Sharding: Querying



Querying a sharded database

From a user's point of view, querying a sharded RavenDB database is similar to querying a non-sharded database:
query syntax is the same, and the same results can be expected to be returned in the same format.

To allow this comfort, the database performs the following steps when a client sends a query to a sharded database:

  • The query is received by a RavenDB server that was appointed as an orchestrator.
    The orchestrator mediates all the communications between the client and the database shards.
  • The orchestrator distributes the query to the shards.
  • Each shard runs the query over its own database, using its own indexes.
    When the data is retrieved, the shard transfers it to the orchestrator.
  • The orchestrator combines the data it received from all shards into a single dataset, and may perform additional operations over it.
    E.g., querying a map-reduce index would retrieve from the shards data that has already been reduced by map-reduce indexes.
    Once the orchestrator gets all the data it will reduce the full dataset once again.
  • Finally, the orchestrator returns the combined dataset to the client.
  • The client remains unaware that it has just communicated with a sharded database.
    Note, however, that this process is costly in comparison with the simple data retrieval performed by non-sharded databases.
    Sharding is therefore recommended only when the database has grown to substantial size and complexity.

Querying selected shards

  • A query is normally executed over all shards. However, it is also possible to query only selected shards.
    Querying a specific shard directly avoids unnecessary trips to other shards by the orchestrator.

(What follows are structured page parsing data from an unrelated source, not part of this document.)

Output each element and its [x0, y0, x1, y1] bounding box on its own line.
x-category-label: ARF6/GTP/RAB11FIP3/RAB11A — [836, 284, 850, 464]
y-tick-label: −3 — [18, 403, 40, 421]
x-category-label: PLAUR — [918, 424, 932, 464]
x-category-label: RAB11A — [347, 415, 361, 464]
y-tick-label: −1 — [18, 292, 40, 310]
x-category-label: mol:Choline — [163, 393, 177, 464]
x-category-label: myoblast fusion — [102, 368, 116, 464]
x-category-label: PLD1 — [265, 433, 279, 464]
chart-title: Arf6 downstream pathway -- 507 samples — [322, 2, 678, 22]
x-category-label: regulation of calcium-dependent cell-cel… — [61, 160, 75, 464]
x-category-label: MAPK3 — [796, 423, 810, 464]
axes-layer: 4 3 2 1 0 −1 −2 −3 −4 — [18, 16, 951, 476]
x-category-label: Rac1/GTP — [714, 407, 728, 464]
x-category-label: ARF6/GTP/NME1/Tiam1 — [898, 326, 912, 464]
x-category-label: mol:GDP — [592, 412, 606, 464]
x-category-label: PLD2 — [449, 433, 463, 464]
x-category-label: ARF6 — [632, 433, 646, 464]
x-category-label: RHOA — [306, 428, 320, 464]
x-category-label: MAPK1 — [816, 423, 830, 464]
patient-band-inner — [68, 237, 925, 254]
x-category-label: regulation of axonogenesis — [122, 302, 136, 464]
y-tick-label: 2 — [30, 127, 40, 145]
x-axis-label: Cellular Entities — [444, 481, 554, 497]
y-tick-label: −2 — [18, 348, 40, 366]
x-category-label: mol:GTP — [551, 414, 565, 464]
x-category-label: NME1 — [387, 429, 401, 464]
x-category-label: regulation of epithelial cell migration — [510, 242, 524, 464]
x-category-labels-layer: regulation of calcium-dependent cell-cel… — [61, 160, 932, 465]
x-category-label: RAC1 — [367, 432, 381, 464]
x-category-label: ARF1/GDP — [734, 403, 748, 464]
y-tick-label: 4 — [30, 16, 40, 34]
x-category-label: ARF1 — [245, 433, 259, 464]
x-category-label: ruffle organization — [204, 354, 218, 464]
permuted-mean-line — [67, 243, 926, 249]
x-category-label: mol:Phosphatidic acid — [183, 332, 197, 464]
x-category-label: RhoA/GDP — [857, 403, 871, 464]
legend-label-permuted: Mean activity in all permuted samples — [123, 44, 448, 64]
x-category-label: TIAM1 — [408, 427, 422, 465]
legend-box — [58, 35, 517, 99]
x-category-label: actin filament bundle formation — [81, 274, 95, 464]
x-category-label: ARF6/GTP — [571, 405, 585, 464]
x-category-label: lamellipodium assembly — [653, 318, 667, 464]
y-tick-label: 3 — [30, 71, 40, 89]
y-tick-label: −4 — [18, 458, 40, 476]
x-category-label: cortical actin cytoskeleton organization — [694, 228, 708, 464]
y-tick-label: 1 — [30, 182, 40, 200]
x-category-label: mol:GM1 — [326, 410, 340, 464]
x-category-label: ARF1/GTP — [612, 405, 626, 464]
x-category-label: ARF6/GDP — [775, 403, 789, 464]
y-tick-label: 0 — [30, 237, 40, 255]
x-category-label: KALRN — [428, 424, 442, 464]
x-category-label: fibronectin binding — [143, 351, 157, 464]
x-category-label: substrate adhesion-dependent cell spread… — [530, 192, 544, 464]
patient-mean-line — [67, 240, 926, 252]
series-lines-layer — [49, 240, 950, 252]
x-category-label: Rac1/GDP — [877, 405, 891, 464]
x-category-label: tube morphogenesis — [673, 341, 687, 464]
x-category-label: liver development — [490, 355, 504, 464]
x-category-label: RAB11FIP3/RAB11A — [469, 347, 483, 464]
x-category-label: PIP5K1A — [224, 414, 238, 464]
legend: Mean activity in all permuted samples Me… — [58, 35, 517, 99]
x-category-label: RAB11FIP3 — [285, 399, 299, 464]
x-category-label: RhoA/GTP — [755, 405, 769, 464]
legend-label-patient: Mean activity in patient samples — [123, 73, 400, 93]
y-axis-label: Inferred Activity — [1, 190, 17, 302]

  • This approach can be useful, for example, when documents are intentionally stored on the same shard using Anchoring documents.

  • To query specific shards using a pre-defined sharding prefix, see: Querying selected shards by prefix.

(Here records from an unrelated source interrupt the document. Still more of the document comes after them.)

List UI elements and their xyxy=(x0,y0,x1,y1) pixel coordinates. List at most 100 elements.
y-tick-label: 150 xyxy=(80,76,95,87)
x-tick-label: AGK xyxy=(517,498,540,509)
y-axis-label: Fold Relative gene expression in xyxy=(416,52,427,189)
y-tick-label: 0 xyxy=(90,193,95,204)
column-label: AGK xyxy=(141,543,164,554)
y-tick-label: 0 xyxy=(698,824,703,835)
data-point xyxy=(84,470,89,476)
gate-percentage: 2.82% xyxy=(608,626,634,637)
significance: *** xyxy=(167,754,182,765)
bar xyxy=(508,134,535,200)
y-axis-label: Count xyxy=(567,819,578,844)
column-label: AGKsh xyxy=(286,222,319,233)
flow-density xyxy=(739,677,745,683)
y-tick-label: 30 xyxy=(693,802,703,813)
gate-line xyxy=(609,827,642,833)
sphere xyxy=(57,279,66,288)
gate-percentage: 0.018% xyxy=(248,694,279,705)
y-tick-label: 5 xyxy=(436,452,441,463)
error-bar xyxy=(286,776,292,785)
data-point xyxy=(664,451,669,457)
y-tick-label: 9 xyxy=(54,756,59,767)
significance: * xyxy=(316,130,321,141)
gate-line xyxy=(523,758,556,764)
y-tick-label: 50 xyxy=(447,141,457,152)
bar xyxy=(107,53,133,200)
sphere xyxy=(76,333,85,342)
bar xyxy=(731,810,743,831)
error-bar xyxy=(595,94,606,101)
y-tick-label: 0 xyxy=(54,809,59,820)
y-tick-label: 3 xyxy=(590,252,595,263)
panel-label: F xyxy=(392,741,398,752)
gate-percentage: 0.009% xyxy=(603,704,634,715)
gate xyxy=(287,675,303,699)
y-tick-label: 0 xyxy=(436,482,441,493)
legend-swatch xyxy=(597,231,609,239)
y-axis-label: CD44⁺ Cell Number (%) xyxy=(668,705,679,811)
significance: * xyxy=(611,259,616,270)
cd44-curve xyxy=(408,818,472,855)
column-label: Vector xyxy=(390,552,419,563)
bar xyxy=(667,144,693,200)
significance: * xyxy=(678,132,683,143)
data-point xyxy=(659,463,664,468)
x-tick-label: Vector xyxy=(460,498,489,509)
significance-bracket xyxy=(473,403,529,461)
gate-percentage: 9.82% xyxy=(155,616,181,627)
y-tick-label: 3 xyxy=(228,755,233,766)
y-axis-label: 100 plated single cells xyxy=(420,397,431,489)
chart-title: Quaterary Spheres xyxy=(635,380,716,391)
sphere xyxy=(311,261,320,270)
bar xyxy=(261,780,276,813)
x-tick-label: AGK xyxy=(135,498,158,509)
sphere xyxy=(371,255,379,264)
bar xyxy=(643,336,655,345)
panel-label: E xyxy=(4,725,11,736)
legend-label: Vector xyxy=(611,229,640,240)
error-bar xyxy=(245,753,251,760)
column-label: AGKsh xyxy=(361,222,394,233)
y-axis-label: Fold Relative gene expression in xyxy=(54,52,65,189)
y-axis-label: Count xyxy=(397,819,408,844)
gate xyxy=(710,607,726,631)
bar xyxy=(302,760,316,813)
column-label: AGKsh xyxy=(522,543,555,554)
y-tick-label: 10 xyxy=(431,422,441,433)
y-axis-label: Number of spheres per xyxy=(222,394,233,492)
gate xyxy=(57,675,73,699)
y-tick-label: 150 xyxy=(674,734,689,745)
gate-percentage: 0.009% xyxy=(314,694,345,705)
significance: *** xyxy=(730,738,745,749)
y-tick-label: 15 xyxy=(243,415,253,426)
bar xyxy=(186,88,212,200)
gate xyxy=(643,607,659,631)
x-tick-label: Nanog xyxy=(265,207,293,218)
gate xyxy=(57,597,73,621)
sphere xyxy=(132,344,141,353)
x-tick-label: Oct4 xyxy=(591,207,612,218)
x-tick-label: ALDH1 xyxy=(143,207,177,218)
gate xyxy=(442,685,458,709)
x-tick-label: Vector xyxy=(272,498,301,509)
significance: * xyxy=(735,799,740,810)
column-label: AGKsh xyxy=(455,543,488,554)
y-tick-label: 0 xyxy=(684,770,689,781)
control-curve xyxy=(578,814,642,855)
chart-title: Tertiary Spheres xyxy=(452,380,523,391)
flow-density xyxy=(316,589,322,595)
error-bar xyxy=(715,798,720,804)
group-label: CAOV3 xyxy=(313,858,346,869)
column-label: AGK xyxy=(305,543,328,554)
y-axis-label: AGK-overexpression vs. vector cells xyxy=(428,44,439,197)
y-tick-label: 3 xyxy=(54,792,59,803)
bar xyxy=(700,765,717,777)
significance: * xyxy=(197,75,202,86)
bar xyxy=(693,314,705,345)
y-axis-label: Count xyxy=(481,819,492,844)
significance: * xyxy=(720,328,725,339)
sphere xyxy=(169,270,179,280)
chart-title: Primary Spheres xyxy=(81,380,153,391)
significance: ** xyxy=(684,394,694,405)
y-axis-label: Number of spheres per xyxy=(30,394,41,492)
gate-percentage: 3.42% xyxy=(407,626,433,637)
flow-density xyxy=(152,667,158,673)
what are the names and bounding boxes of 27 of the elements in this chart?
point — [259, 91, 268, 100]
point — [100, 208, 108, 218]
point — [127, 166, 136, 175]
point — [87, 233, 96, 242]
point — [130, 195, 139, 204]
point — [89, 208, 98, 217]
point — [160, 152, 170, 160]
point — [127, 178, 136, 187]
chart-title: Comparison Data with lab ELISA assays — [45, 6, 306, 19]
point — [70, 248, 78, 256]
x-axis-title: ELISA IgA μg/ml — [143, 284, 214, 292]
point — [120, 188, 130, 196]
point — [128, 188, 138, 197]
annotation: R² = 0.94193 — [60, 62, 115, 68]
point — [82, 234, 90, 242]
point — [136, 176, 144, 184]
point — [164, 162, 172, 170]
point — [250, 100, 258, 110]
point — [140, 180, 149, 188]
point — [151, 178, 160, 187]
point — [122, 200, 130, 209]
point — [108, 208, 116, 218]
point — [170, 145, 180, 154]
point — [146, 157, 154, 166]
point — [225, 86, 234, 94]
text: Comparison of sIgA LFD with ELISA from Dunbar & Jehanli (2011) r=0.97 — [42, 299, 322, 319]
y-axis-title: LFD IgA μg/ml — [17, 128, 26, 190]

  • Use method ShardContext together with ByDocumentId or ByDocumentIds to specify which shard/s to query.

  • To identify which shard to query, RavenDB passes the document ID that you provide in the ByDocumentId/s methods to the hashing algorithm, which determines the bucket ID and thus the shard.

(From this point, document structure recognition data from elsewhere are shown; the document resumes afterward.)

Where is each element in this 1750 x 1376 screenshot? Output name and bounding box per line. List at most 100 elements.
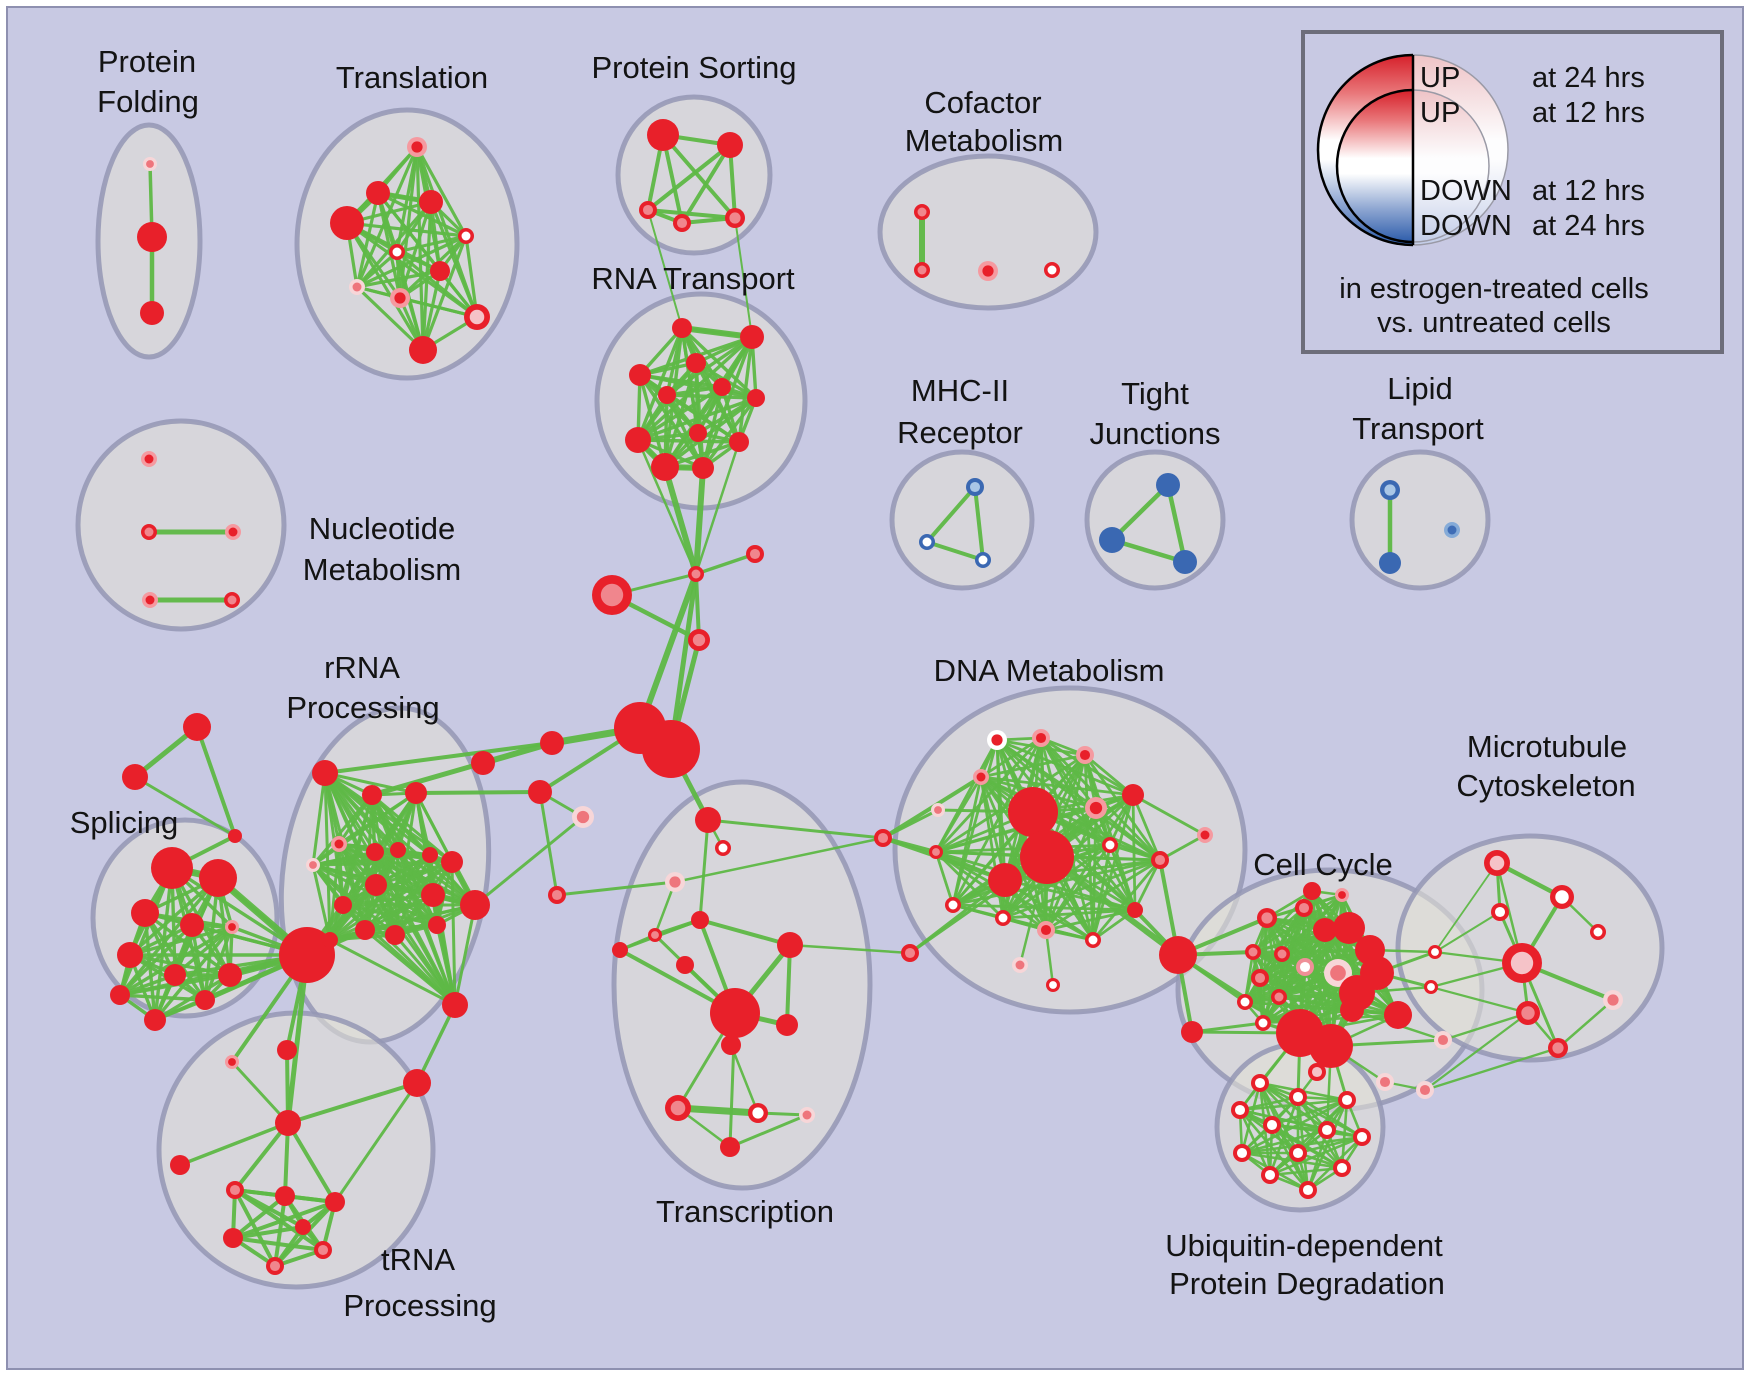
gene-node (1295, 899, 1313, 917)
interaction-edge (233, 1121, 290, 1192)
gene-node (295, 1219, 311, 1235)
gene-node (1384, 1001, 1412, 1029)
interaction-edge (1423, 1046, 1560, 1092)
cluster-label-mhc-ii-receptor: Receptor (897, 415, 1023, 450)
gene-node (141, 524, 157, 540)
gene-node (110, 985, 130, 1005)
gene-node (966, 478, 984, 496)
cluster-label-protein-folding: Protein (98, 44, 196, 79)
cluster-label-rna-transport: RNA Transport (591, 261, 795, 296)
interaction-edge (646, 208, 737, 220)
interaction-edge (415, 145, 425, 352)
gene-node (651, 453, 679, 481)
cluster-cofactor-metabolism (877, 153, 1099, 311)
cluster-label-splicing: Splicing (70, 805, 179, 840)
gene-node (1340, 998, 1364, 1022)
gene-node (528, 780, 552, 804)
gene-node (277, 1040, 297, 1060)
gene-node (914, 204, 930, 220)
gene-node (442, 992, 468, 1018)
gene-node (362, 785, 382, 805)
interaction-edge (1310, 889, 1333, 1048)
interaction-edge (118, 925, 234, 997)
gene-node (1428, 945, 1442, 959)
interaction-edge (323, 771, 418, 795)
interaction-edge (1091, 793, 1135, 942)
gene-node (1255, 1015, 1271, 1031)
gene-node (720, 1137, 740, 1157)
gene-node (140, 301, 164, 325)
cluster-tight-junctions (1084, 449, 1226, 591)
gene-node (1491, 903, 1509, 921)
interaction-edge (636, 335, 754, 442)
gene-node (1484, 850, 1510, 876)
interaction-edge (538, 790, 559, 897)
cluster-label-tight-junctions: Tight (1121, 376, 1189, 411)
interaction-edge (1429, 985, 1530, 1015)
gene-node (676, 956, 694, 974)
interaction-edge (323, 741, 554, 775)
interaction-edge (345, 221, 425, 352)
cluster-label-translation: Translation (336, 60, 488, 95)
gene-node (409, 336, 437, 364)
gene-node (1233, 1144, 1251, 1162)
gene-node (1548, 1038, 1568, 1058)
gene-node (988, 863, 1022, 897)
cluster-label-lipid-transport: Transport (1352, 411, 1484, 446)
cluster-label-tight-junctions: Junctions (1090, 416, 1221, 451)
gene-node (389, 244, 405, 260)
gene-node (625, 427, 651, 453)
gene-node (995, 910, 1011, 926)
interaction-edge (1003, 878, 1095, 942)
interaction-edge (341, 903, 439, 927)
gene-node (945, 897, 961, 913)
gene-node (1303, 882, 1321, 900)
gene-node (1516, 1001, 1540, 1025)
gene-node (275, 1186, 295, 1206)
interaction-edge (979, 736, 1043, 779)
gene-node (1159, 936, 1197, 974)
interaction-edge (421, 234, 468, 352)
interaction-edge (951, 736, 1043, 907)
gene-node (1313, 918, 1337, 942)
gene-node (540, 731, 564, 755)
gene-node (975, 552, 991, 568)
cluster-labels: Protein Folding Translation Protein Sorting… (70, 44, 1636, 1323)
interaction-edge (1556, 998, 1615, 1050)
gene-node (330, 206, 364, 240)
legend-direction-label: UP (1420, 97, 1460, 129)
interaction-edge (663, 396, 758, 469)
interaction-edge (925, 540, 985, 562)
interaction-edge (701, 396, 758, 470)
gene-node (195, 990, 215, 1010)
gene-node (629, 364, 651, 386)
gene-node (1008, 787, 1058, 837)
interaction-edge (398, 296, 479, 319)
interaction-edge (333, 1081, 419, 1204)
gene-node (1197, 827, 1213, 843)
gene-node (658, 386, 676, 404)
gene-node (366, 843, 384, 861)
gene-node (218, 963, 242, 987)
gene-node (223, 1228, 243, 1248)
interaction-edge (1131, 793, 1162, 862)
interaction-edge (1044, 928, 1055, 987)
gene-node (673, 214, 691, 232)
gene-node (151, 847, 193, 889)
interaction-edge (311, 771, 327, 867)
interaction-edge (1001, 908, 1137, 920)
interaction-edge (355, 191, 380, 289)
gene-node (390, 842, 406, 858)
gene-node (1261, 1166, 1279, 1184)
interaction-edge (435, 923, 457, 1007)
gene-node (1076, 746, 1094, 764)
gene-node (142, 592, 158, 608)
gene-node (1251, 1074, 1269, 1092)
interaction-edge (674, 1104, 762, 1117)
gene-node (137, 222, 167, 252)
gene-node (275, 1110, 301, 1136)
gene-node (1032, 729, 1050, 747)
interaction-edge (195, 725, 237, 838)
cluster-label-trna-processing: tRNA (381, 1242, 455, 1277)
gene-node (312, 760, 338, 786)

  • The document ID parameter is not required to be one of the documents you are querying for;
    it is just used to determine the target shard to query. See the following examples:

Query a selected shard:

Query only the shard containing document companies/1:

// Query for 'User' documents from a specific shard:
// =================================================
var userDocuments = session.Query<User>()
     // Call 'ShardContext' to select which shard to query
     // RavenDB will query only the shard containing document "companies/1"
    .Customize(x => x.ShardContext(s => s.ByDocumentId("companies/1")))
     // The query predicate
    .Where(x => x.Name == "Joe")
    .ToList();

// Variable 'userDocuments' will include all documents of type 'User'
// that match the query predicate and reside on the shard containing document 'companies/1'.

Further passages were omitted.